Starring Paul Rudd, Justin Theroux, and Alexander Skarsgård, Netflix’s Mute (2018) piqued my interest as soon as the trailer popped up in my feed (or whatever Netflix calls their autoplaying, force-feeding preview machine). Sadly, after pressing play, I wasted two hours of my life waiting for it to get better.
If that’s all you need to know, I’ll leave you with this TL;DR: Watching the last 20 minutes will give as much character development as you need to enjoy it, and you’ll get to see a couple of great revenge kills. In fact, I’d say watching just the last 20 minutes would be roughly 82.3 percent more enjoyable than watching the whole film, because it would only take you 16.7 percent of the time offer the only good part of the movie.
Mute centers around Leo (Skarsgård), a mute man living in Germany in the future, and his search for his missing girlfriend, Naadirah, played unremarkably by Seyneb Saleh. Oh, and Leo is Amish, though apparently non practicing. His Amish clothing and woodworking skills are the only narratively relevant elements of his Amish identity. Making Leo an outsider with a hobby could have been achieved any number of other ways. As it is, it seems like such an over-the-top choice, and it offers absolutely no plot payoff except for a few throwaway lines and a vague highlighting of the depth of his love vis-a-vis the violence he is willing to employ to recover his girlfriend — but I digress.
There’s not much character development or narrative cohesion to be found in Mute.
When Naadirah disappears, Leo gets tangled up in a vague web of organized crime. Rudd and Theroux’s characters, Cactus Bill and Duck, are American expats who work as black market doctors in the German underworld, fixing up gang members’ injuries while methodically torturing those who cross the gang’s boss. Cactus has a young daughter who he loves very much; as a responsible psycho, he leaves his daughter with the local prostitutes while he runs off to torture people. Oh, and Duck is a pedophile, which proves difficult for Cactus to deal with, seeing as how he is always around Cactus’s young daughter. This summary may seem vague and glib, but it perfectly reflects the amount of character development and emotional rationality offered throughout the film.
Rudd’s charming ability to steal scenes is on display throughout Mute, even when his character is neither charming nor even particularly interesting. From small voice inflections to twitches of his impressive moustache, he manages to give most of his lines enough flare to make the viewer hope for something interesting, even if it rarely comes.
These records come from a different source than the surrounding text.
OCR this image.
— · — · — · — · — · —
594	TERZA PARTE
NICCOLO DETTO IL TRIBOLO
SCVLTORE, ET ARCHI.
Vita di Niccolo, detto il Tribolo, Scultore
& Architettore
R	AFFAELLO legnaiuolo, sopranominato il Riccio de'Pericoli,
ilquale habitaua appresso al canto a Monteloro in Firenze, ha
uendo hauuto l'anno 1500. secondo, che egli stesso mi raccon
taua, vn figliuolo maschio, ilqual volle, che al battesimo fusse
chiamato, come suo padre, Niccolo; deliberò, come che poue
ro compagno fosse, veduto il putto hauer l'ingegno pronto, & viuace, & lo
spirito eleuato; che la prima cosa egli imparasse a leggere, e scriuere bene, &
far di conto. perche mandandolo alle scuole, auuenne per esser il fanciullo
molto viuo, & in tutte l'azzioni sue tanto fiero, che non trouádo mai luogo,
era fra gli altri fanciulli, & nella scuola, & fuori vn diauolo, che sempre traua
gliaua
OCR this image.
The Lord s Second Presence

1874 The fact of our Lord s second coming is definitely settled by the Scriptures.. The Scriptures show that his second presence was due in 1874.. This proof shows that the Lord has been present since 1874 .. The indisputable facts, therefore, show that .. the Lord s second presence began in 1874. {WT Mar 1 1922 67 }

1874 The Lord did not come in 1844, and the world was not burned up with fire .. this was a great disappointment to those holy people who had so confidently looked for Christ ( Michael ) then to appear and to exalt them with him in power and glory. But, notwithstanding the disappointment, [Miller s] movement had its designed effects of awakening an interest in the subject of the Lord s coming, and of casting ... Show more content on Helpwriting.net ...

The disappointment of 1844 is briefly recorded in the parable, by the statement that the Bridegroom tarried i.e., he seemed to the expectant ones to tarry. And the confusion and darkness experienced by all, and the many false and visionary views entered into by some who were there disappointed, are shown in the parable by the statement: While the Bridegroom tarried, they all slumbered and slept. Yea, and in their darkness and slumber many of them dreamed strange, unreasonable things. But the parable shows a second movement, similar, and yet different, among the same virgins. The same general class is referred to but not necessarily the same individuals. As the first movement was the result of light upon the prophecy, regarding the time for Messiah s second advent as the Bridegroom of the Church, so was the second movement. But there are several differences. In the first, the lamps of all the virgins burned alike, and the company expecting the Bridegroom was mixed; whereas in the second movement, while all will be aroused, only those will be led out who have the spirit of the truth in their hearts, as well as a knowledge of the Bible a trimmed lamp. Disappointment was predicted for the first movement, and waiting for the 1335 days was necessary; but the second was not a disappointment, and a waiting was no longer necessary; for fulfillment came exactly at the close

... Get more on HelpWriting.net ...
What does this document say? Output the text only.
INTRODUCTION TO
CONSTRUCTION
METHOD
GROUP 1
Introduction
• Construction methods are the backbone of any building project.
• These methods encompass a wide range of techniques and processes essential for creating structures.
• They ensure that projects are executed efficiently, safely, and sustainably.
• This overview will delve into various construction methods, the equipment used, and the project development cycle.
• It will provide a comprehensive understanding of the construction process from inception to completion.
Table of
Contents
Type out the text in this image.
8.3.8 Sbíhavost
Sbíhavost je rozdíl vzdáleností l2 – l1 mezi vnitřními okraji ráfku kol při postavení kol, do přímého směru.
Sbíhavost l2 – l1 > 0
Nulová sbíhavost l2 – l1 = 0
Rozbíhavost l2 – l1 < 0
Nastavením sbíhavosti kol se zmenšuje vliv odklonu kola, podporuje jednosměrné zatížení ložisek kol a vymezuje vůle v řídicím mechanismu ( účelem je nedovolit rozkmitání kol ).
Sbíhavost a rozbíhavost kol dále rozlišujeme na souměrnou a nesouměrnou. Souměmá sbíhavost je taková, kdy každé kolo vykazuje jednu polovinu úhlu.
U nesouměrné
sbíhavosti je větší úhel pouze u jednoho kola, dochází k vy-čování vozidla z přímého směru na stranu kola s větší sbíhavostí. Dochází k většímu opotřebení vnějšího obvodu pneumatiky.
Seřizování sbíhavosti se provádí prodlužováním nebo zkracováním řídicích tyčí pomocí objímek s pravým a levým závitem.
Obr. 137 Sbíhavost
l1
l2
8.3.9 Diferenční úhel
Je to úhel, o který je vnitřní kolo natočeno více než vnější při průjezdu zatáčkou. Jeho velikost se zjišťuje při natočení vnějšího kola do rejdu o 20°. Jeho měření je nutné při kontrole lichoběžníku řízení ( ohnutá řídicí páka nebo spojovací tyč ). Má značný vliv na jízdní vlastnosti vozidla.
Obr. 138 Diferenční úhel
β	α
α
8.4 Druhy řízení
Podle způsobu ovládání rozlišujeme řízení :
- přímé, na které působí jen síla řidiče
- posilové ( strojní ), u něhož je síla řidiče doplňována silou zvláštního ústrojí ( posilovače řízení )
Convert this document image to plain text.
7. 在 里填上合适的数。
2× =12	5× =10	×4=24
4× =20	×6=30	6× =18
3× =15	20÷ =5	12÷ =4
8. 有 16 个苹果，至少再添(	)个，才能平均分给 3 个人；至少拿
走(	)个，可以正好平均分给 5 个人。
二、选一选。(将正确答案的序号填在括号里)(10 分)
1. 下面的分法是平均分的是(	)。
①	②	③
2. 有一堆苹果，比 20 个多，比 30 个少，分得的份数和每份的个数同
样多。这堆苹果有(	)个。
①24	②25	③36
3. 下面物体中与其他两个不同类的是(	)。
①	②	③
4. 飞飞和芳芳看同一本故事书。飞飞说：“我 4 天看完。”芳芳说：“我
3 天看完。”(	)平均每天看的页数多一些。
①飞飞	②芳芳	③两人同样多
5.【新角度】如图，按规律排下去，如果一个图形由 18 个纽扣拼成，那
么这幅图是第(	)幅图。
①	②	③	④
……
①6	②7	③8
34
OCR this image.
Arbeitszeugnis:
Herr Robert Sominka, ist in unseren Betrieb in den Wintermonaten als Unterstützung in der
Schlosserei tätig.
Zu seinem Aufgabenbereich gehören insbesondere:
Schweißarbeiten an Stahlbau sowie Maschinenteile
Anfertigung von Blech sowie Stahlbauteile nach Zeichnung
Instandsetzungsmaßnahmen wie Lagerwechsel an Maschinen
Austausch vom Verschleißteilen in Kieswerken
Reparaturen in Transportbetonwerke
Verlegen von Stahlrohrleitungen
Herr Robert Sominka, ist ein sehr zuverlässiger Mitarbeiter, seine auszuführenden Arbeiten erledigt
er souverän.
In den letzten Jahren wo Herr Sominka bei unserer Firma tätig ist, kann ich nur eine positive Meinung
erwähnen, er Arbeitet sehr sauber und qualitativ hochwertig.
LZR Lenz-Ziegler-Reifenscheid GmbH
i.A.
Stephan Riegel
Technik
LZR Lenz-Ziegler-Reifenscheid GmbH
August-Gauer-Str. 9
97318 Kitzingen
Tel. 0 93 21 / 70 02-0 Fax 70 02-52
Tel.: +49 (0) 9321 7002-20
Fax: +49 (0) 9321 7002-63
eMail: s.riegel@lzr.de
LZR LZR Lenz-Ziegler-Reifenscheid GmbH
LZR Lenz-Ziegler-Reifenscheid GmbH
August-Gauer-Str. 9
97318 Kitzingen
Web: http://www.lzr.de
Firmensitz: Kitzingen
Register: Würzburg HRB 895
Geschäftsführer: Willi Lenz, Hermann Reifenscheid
Theroux channels a 40-something version of Matthew McConaughey’s Wooderson from Dazed and Confused (1993), who somehow got through medical school. He creates an unsettling and all-too-believable pedophile. Skarsgård does what he can to salvage his character’s emotional vagueness without the use of his voice, but one can only do so much with such a script, and even his abilities cannot help to breathe life into a character that is confusing in conception and uninspired in execution. He is neither Jason Statham badass, nor Paul Bettany chaste (Priest ), and so his religion is tangential and his fighting abilities are both awkward and also far too good to be believable (especially in the penultimate scene with Cactus).
I believe the intention behind Mute was to create a Tarantino-ish version of The Fifth Element (1997). Instead, what we get is a story with no character development, a set of characters that are cartoons taken far too seriously by the script, and a futuristic world that is derivative and inarticulate. You can safely remove this from your Netflix list, or scrub to the last 20 minutes or so, and save yourself a lot of time and frustration.